The Broken Column (1944) par Frida Kahlo

Diego and I, 1949

« Il y a eu deux grands accidents dans ma vie », écrit Kahlo dans son journal intime. « L’un était le chariot, l’autre était Diego. Diego était de loin le pire. » En 1922 Frida Kahlo rencontre Diego Rivera, l’homme qui deviendra l’amour de sa vie. Elle n’a que 15 ans alors qu’il en a 36 quand il venait peindre une fresque murale dans son lycée. Il se rencontrèrent à nouveau en 1928 lors d’un rassemblement pour le Parti Communiste Mexicain. Un an plus tard « l’éléphant et la colombe », comme ses parents aimaient les appeler, se marièrent. 

L’union de Kahlo et Rivera n’étaient pas des plus traditionnelles. Bien qu’ils furent deux amants passionnés, ils entretenaient tous deux des relations extraconjugales. Diego and I fut peint au cours de la relation entre Rivera et une amie de Kahlo, la vedette de cinéma Maria Felix. Kahlo plaisantait souvent à propos de cette relation, malgré le fait que dix ans auparavant, c’est une liaison avec sa sœur Cristina qui causa leur divorce.

Diego and I montre que Kahlo n’était pas aussi impassible qu’elle voulait le laisser croire et que l’infidélité de Rivera était pour elle source d’une grande détresse émotionnelle. La liaison avec Felix a fait scandale et la rumeur courrait que Rivera romprait avec Kahlo pour épouser Felix à la place. La peinture montre Kahlo en pleurs, ses longs cheveux enroulés autour de son cou comme s’ils l’étranglaient. Sur son front, le buste de Rivera symbolise le fait qu’il occupe toute sa pensée et qu’il est certainement au centre de son désespoir.

Diego and I (1949) par Frida Kahlo

My Dress Hangs There, 1933

Kahlo a toujours été communiste, et son engagement politique a toujours guidé ses choix artistiques. Elle est allée jusqu’à mentir sur son année de naissance [1907] pour pouvoir être associée au début de la révolution mexicaine [1910]. À sa mort en 1954, on enveloppa son cercueil d’un drapeau orné du marteau et de la faucille, symboles qui arboraient régulièrement ses vêtements et ses plâtres.

En 1929, Rivera est exclu du Partido Comunista Mexicano [le Parti Communiste Mexicain] pour divergences idéologiques sur la place de la liberté dans l’art. En solidarité avec Rivera, Frida quitte également le parti. Mais ils restèrent tous deux engagés dans ce combat tout au long de leurs vies. 

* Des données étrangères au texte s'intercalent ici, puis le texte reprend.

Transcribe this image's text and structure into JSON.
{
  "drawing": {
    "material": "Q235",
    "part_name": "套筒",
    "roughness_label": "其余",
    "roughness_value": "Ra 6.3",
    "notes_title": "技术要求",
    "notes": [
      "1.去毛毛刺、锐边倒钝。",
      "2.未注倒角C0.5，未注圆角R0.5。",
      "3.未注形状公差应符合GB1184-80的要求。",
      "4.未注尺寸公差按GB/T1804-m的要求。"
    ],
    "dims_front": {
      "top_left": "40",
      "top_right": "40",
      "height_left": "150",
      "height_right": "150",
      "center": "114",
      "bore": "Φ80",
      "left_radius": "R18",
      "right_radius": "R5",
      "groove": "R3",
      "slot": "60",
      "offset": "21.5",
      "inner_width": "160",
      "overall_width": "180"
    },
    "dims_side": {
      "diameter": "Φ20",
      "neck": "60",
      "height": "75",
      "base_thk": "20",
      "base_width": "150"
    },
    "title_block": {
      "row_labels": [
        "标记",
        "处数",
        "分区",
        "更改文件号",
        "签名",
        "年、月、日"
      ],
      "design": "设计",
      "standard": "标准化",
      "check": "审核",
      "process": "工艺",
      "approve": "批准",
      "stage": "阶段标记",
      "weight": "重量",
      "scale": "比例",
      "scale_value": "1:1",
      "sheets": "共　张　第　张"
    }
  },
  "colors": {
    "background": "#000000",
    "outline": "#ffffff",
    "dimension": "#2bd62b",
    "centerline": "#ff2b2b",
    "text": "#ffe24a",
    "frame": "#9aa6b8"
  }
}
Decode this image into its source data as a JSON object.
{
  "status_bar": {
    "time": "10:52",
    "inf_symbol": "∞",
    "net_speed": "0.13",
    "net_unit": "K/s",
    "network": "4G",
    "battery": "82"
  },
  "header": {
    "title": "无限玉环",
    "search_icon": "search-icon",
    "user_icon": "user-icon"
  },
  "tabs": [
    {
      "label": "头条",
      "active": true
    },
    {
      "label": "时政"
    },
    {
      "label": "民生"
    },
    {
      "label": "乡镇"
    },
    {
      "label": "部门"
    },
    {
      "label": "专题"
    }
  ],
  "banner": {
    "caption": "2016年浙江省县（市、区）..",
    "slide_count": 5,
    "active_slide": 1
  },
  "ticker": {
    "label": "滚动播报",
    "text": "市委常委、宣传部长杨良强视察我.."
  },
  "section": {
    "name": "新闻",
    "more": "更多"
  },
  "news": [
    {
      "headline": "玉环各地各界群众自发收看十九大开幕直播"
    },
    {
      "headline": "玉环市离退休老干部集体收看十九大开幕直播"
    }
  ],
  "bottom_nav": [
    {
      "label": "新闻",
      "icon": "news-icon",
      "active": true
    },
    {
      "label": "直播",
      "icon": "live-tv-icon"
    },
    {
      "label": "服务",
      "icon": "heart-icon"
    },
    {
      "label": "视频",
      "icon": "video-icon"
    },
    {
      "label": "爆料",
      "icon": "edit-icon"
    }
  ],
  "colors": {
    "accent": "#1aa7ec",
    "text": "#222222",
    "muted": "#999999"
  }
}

De 1930 à 1934, Kahlo et Rivera traversent les États-Unis, faisant étapes à San Francisco, Détroit et New York City. Pendant leur séjour à New York, Kahlo a commencé à peindre My Dress Hangs There. Kahlo n’aimait pas beaucoup les États-Unis et voulait absolument regagner son Mexique natal, alors que son mari y jouissait d’une grande popularité et désirait rester. 

My Dress Hangs There est le fruit du conflit entre les deux amants et décrie l’aspect superficiel du capitalisme américain qu’elle méprisait tant, avec ses gratte-ciels, ses immenses usines et panneaux d’affichage, le tout sous-entendant l’effondrement de la société et des valeurs humaines fondamentales. Dans ses autres peintures, Kahlo est généralement présente, mais elle absente de celle-ci. Ici sa robe, seule, semble dire : « Je suis peut-être aux Etats-Unis, mais ma vie est au Mexique. » 


My Dress Hangs There (1933) by Frida Kahlo


Fulang Chang and I, 1937

Sur les quelques 150 peintures que Kahlo a réalisées, ses animaux de compagnie apparaissent sur environ le tiers. Kahlo voyait en ses animaux une extension de son propre être, et elle en avait beaucoup. Aux côtés d’un perroquet, d’un faon, d’un aigle, de perruches, d’un aras, de poules, de moineaux et d’un Xoloitzcuintli mexicain [une race ancienne de chien sans poils], elle avait également des singe-araignées qu’elle gardait dans le jardin de sa maison, la Casa Azul.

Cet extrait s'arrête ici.